I stopped looking out of airplane windows some time ago. I suppose I don’t remember exactly when, but I did. When I was a kid, or even in my early adulthood, whenever I was on a plane, I would ask for the window seat. The window seat was the place where you could feel more protected, enclosed by the passenger in the middle and the side of the plane, it also allowed you a solid surface to rest your head when you wanted to sleep [nothing is as frustrating as trying to sleep and not having a place to rest your head (Luke 9:58)]. And of course, the window seat, had the window. And the window was the view to the outside: the view over mountain ranges and cities, over parks, and forests and buildings and baseball diamonds. It was the place where you could experience that extraordinary geometry which only grows more perfect the higher your vantage point climbs – an image of the Church itself: up close, as individual Christians, we are imperfect and flawed, but from higher altitudes we gradually become perfect; that spotless bride of Christ which St. Paul taught (2 Corinthians 11:2). And I would let my imagination run: I would picture walking the towns, being parachuted into the deserts, or falling into the lakes – imagined myself looking around, in the middle of nowhere, in the deep silences of beautiful expanses of unpopulation.
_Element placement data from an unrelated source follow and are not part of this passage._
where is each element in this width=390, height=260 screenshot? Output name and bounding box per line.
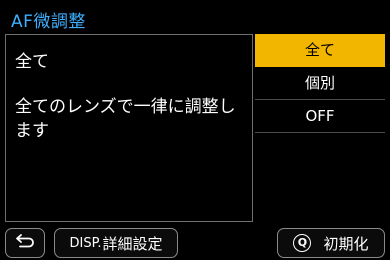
detail-settings-button[interactable]: DISP. 詳細設定 <box>54 228 178 258</box>
description-text: 全てのレンズで一律に調整します <box>15 97 236 141</box>
bottom-bar: DISP. 詳細設定 Q 初期化 <box>0 228 390 260</box>
option-all[interactable]: 全て <box>255 34 385 67</box>
back-button[interactable] <box>5 228 45 258</box>
disp-key-label: DISP. <box>69 235 102 251</box>
option-off[interactable]: OFF <box>255 100 385 133</box>
return-arrow-icon <box>14 233 36 253</box>
option-individual[interactable]: 個別 <box>255 67 385 100</box>
description-heading: 全て <box>15 52 49 72</box>
page-title: AF微調整 <box>11 12 86 32</box>
q-button-icon: Q <box>293 234 312 252</box>
reset-button[interactable]: Q 初期化 <box>277 228 385 258</box>
option-list: 全て 個別 OFF <box>255 34 385 133</box>
detail-settings-label: 詳細設定 <box>102 234 163 253</box>
description-panel: 全て 全てのレンズで一律に調整します <box>5 34 253 222</box>
reset-label: 初期化 <box>323 234 369 253</box>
I would also feel very close to God in those moments though at some of those times I may not have referred to them as such. Those moments looking out the window were moments of peace. And suspension of the daily, of forgetting the ordinary and diving into the spaces of the unknown.
Today, probably because I fly so often, and the novelty of those windows seats has worn away, and with it, perhaps, my imagination, it matters less where I sit. Have I lost my childhood fancy? Or is this the result of a deeper faith, a more constant connection with the Divine in the ordinary?
“God ordinarily reveals Himself in ordinary ways.” This I have come to understand as true. His miraculous nature is all around us – where there is life, there is miracle. Whether in nature or in the restless babbling of an infant, or in the smile from a stranger. There is God. He is earth shattering in his resplendence (Matthew 17:2), and he is infinitely small and quiet (1 Kings 19:11-12).
He is.
Thank you Lord for window seats, and thank you Lord for the aisle too.